For developers wishing to create a new chat app, this ‘siloing’ is a huge problem. It is almost impossible to get adoption. This is because until you have lots of people using your app, no one will download it and use it. For this reason, many developers stay away from building new, and possibly better, chat apps, because they know they will fail. The result is the world of chat is restricted to only a few companies, and innovation in chat is stifled.

The second problem is that chat is a relatively new form of communication when compared to something like email. It is a form of communication not everyone is happy using. This is especially true with older or more traditional or less technically capable demographics. On the other hand, many millennials dislike using email because they consider it as too cumbersome, and less instantaneous. This leads to another form of self-perpetuating siloing between demographics.

The third problem is the concentration of power in the hands of very few. The world’s top four mobile messaging apps are controlled by two companies: Facebook and TenCent. Both of these companies have proven that privacy and user’s freedom is not one of their top priorities. Third parties do have limited integration options, but these are also controlled and changed regularly. Any third party that integrates into one of these mobile chat networks soon finds out that they are not in control of their own business.

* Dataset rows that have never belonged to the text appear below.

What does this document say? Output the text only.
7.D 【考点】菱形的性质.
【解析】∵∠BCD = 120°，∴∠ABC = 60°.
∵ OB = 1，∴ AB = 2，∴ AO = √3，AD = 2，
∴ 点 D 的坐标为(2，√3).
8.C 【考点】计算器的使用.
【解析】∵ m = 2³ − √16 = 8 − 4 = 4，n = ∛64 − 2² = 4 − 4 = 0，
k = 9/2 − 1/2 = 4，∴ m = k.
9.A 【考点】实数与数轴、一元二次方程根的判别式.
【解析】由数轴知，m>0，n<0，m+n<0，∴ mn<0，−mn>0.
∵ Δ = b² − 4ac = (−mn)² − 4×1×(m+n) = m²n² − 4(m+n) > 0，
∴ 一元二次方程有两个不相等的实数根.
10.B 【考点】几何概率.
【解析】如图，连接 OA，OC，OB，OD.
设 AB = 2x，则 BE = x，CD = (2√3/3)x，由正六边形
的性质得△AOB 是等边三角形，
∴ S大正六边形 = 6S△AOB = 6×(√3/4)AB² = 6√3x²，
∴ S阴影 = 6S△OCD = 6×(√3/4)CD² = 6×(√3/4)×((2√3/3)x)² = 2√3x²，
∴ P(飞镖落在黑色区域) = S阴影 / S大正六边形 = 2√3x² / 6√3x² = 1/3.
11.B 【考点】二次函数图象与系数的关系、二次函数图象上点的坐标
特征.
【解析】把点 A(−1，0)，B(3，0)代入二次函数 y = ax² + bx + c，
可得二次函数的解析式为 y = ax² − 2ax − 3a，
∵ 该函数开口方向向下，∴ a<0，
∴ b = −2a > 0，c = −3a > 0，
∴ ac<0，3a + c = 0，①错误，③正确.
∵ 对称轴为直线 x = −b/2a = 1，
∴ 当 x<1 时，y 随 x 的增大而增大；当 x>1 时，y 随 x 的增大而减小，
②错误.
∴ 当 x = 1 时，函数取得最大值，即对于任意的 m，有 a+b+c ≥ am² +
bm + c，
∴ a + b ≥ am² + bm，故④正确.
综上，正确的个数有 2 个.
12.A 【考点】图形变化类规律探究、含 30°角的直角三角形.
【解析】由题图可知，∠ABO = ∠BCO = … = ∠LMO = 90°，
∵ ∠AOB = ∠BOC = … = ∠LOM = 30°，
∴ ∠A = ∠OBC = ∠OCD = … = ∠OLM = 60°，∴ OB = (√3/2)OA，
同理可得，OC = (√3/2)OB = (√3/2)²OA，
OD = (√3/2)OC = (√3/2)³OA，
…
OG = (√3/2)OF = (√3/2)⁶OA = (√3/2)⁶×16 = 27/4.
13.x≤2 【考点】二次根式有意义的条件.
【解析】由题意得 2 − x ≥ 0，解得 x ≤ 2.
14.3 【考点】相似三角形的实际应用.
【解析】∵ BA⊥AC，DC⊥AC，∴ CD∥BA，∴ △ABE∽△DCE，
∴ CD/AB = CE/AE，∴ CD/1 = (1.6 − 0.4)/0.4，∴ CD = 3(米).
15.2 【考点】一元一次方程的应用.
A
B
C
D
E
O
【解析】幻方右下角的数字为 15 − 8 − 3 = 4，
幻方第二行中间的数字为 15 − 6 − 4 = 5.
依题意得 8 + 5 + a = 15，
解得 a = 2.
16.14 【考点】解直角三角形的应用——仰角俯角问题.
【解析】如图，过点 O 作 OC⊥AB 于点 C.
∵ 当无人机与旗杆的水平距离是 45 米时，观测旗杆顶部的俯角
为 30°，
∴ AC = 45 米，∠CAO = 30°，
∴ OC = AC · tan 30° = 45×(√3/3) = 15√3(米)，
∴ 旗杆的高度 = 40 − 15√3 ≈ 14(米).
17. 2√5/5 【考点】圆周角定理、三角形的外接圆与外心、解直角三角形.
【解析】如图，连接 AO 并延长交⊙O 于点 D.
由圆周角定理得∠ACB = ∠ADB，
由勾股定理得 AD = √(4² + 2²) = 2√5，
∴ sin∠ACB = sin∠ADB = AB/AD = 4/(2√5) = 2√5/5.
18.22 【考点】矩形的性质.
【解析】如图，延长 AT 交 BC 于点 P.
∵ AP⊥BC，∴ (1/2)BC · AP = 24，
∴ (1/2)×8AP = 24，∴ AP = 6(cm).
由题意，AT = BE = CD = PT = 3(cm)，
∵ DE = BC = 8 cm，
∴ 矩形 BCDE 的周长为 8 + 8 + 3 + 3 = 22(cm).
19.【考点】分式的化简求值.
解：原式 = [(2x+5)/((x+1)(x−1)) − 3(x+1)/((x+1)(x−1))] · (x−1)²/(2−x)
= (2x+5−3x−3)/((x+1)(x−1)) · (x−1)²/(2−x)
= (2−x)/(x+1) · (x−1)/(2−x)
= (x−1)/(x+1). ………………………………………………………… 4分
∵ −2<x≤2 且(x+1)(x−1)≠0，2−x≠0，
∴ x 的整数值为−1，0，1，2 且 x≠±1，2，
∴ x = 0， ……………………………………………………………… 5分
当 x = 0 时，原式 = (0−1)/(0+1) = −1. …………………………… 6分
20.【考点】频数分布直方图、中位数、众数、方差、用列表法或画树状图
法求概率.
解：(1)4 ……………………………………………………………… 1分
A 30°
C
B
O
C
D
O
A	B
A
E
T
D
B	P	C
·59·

In summary, the problems caused by today’s form of chat are the grouping and separation of people into silos, and the increased number of apps people need to communicate effectively.

 

Now enter COI!

COI is a standard that lets developers build chat apps that sit on top of any existing email account. It then uses that email account as a conduit to communicate through. The app itself, more or less, only acts as an interface between the user and the email account. The app does not need to deal with user identification, this is the email address; the app does not need to think about the transfer of the message, that is handled by the email system; the app does not need to think about storage of the messages, that is done in your inbox.

Additionally, COI is specified in a way that allows existing email users to view, and answer, chat messages as well. This backward compatibility opens up the whole email community to any COI app: a whopping 7 billion active accounts.

 

How does this Change the World?

Because COI uses existing email infrastructures anyone using any COI based app can communicate with anyone who has an email address. If the recipient does not have a COI based app then they receive the message as a normal email. If the recipient does have a COI based app then they get the message in a chat-like format, and all then benefits that come with that (e.g. stripped out message, one-click reply, delivery information, simple sending of photos, videos, audio clips, etc.).

The removal of the communication walls means that any developer can now create a chat app that can communicate with any other COI app. This increases competition and speeds up innovation.

The removal of the Chat/Email wall means that chat apps can communicate with email accounts. An OX COI Messenger user can write to a person only using email. That person will receive the message as an email. They can then reply as usual and the original sender will receive the reply as a chat. This removes the separation of demographics.

The world can now communicate together, transparently and without the need for many different apps.

Remember that this is not fantasy, it is not a vision, it is not a hope, but it is reality. In Madrid, in October, this was actually demonstrated, and then the first COI app (OX COI Messenger) was made available to the world, as a beta.

 

First Steps

Now that the first Beta App is out, and available, the journey can start in earnest. It will take time for users to ‘get it’ and to get used to a world without walls and restrictions. It will take time for new apps to be developed. Open-Xchange is leading with the first app, it will introduce COI to its other products and run events to help COI adoption, but COI is the future.